Untuk itu lapisan ini harus dipasang di seluruh permukaan dalam TPA dan/atau kolam
pengolahan leachate, baik dasar maupun dinding.
e. Fasilitas Pengamanan Gas
Gas yang terbentuk di TPA umumnya berupa gas karbondioksida (CO2), dan metan(CH4)
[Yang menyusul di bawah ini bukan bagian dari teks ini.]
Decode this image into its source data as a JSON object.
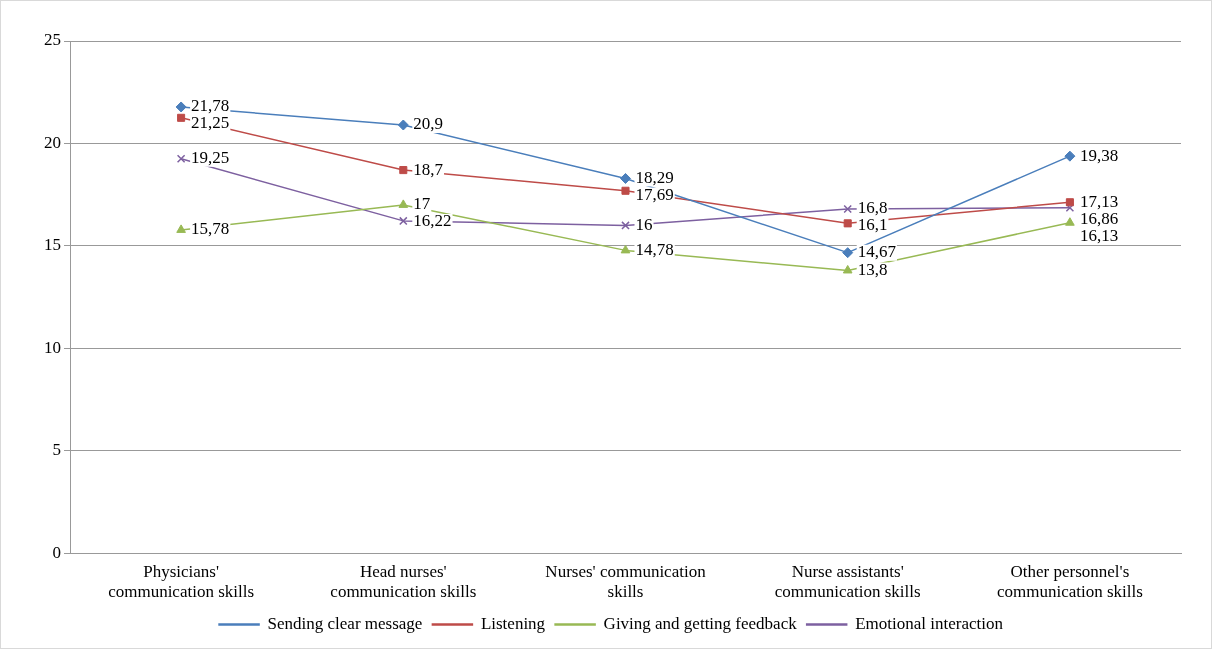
{
  "chart_data": {
    "type": "line",
    "categories": [
      "Physicians' communication skills",
      "Head nurses' communication skills",
      "Nurses' communication skills",
      "Nurse assistants' communication skills",
      "Other personnel's communication skills"
    ],
    "series": [
      {
        "name": "Sending clear message",
        "color": "#4a7ebb",
        "marker": "diamond",
        "values": [
          21.78,
          20.9,
          18.29,
          14.67,
          19.38
        ],
        "value_labels": [
          "21,78",
          "20,9",
          "18,29",
          "14,67",
          "19,38"
        ]
      },
      {
        "name": "Listening",
        "color": "#be4b48",
        "marker": "square",
        "values": [
          21.25,
          18.7,
          17.69,
          16.1,
          17.13
        ],
        "value_labels": [
          "21,25",
          "18,7",
          "17,69",
          "16,1",
          "17,13"
        ]
      },
      {
        "name": "Giving and getting feedback",
        "color": "#98b954",
        "marker": "triangle",
        "values": [
          15.78,
          17,
          14.78,
          13.8,
          16.13
        ],
        "value_labels": [
          "15,78",
          "17",
          "14,78",
          "13,8",
          "16,13"
        ]
      },
      {
        "name": "Emotional interaction",
        "color": "#7d60a0",
        "marker": "cross",
        "values": [
          19.25,
          16.22,
          16,
          16.8,
          16.86
        ],
        "value_labels": [
          "19,25",
          "16,22",
          "16",
          "16,8",
          "16,86"
        ]
      }
    ],
    "ylim": [
      0,
      25
    ],
    "yticks": [
      0,
      5,
      10,
      15,
      20,
      25
    ],
    "grid": "y",
    "legend": "bottom",
    "line_style": "solid"
  }
}
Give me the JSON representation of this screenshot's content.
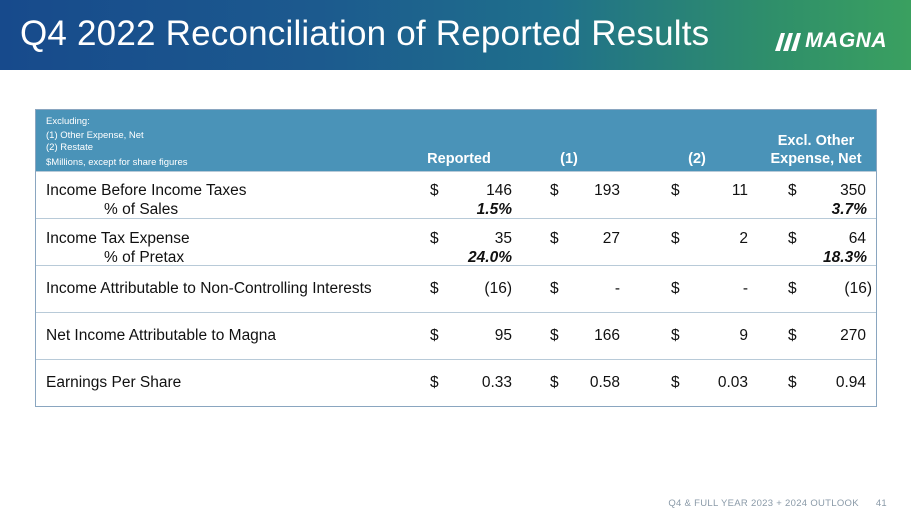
{
  "header": {
    "title": "Q4 2022 Reconciliation of Reported Results",
    "logo_text": "MAGNA"
  },
  "table": {
    "notes": [
      "Excluding:",
      "(1) Other Expense, Net",
      "(2) Restate",
      "$Millions, except for share figures"
    ],
    "columns": [
      "Reported",
      "(1)",
      "(2)",
      "Excl. Other",
      "Expense, Net"
    ],
    "currency_symbol": "$",
    "rows": [
      {
        "label": "Income Before Income Taxes",
        "values": [
          "146",
          "193",
          "11",
          "350"
        ],
        "sub_label": "% of Sales",
        "sub_reported": "1.5%",
        "sub_excl": "3.7%"
      },
      {
        "label": "Income Tax Expense",
        "values": [
          "35",
          "27",
          "2",
          "64"
        ],
        "sub_label": "% of Pretax",
        "sub_reported": "24.0%",
        "sub_excl": "18.3%"
      },
      {
        "label": "Income Attributable to Non-Controlling Interests",
        "values": [
          "(16)",
          "-",
          "-",
          "(16)"
        ]
      },
      {
        "label": "Net Income Attributable to Magna",
        "values": [
          "95",
          "166",
          "9",
          "270"
        ]
      },
      {
        "label": "Earnings Per Share",
        "values": [
          "0.33",
          "0.58",
          "0.03",
          "0.94"
        ]
      }
    ]
  },
  "footer": {
    "text": "Q4 & FULL YEAR 2023 + 2024 OUTLOOK",
    "page": "41"
  },
  "colors": {
    "header_start": "#174a8c",
    "header_end": "#3aa060",
    "table_header": "#4a93b8"
  }
}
dengan komposisi hampir sama; disamping gas-gas lain yang sangat sedikit jumlahnya
seperti hidrogen sulfida (H2S), dan ammonia (NH3). Kedua gas gas karbon dioksida (CO2),
dan metan (CH4) memiliki potensi besar dalam proses pemanasan global terutama gas
metan; karenanya perlu dilakukan pengendalian agar gas tersebut tidak dibiarkan lepas
bebas ke atmosfer. Untuk itu perlu dipasang pipa-pipa ventilasi agar gas dapat keluar dari
timbunan sampah pada titik-titik tertentu. Untuk ini perlu diperhatikan kualitas dan
kondisi tanah penutup TPA. Tanah penutupyang porous atau banyak memiliki rekahan
akan menyebabkan gas lebih mudah lepas ke udara bebas. Pengolahan gas metan dengan
cara pembakaran sederhana dapat menurunkan potensinya dalam pemanasan global.

f. Fasilitas Pengamanan Leachate


Leachate merupakan air yang terbentuk dalam timbunan sampah yang melarutkan
banyak sekali senyawa yang ada sehingga memiliki kandungan pencemar khususnya zat
organik sangat tinggi.Tahap pertama pengamanan adalah dengan membuat fasilitas
pengumpul leachate yang dapat terbuat dari: perpipaan berlubang-lubang, saluran
pengumpul maupun pengaturan kemiringan dasar TPA; sehingga leachate secara
otomatis begitu mencapai dasar TPA akan bergerak sesuai kemiringan yang ada
mengarah pada titik pengumpulan yang disediakan. Pengolahan leachate dapat
menerapkan beberapa metode diantaranya: penguapan/evaporasi terutama untuk
daerah dengan kondisi iklim kering, sirkulasi leachate ke dalam timbunan TPA untuk
menurunkan baik kuantitas maupun kualitas pencemarnya, atau pengolahan biologis
seperti halnya pengolahan air limbah.
g. Penutup
Salah satu yang membedakan antara sanitary landfill dan open dumping adalah
penggunaaan bahan penutup untuk memisahkan sampah dari lingkungan luar pada
setiap akhir hari kerja .
h. Alat Berat
Alat berat yang sering digunakan di TPA umumnya berupa: bulldozer, excavator
danloader. Setiap jenis peralatan tersebut memiliki karakteristik yang berbeda dalam
operasionalnya.
i. Penghijauan
Penghijauan lahan TPA diperlukan untuk beberapa maksud diantaranya adalah:
peningkatan estetika lingkungan, sebagai buffer zone untuk pencegahan bau dan lalat
yang berlebihan.
j. Fasilitas Penunjang
Beberapa fasilitas penunjang masih diperlukan untuk membantu pengoperasian TPA yang
baik diantaranya: pemadam kebakaran, kesehatan/keselamatan kerja, toilet, dan lain lain.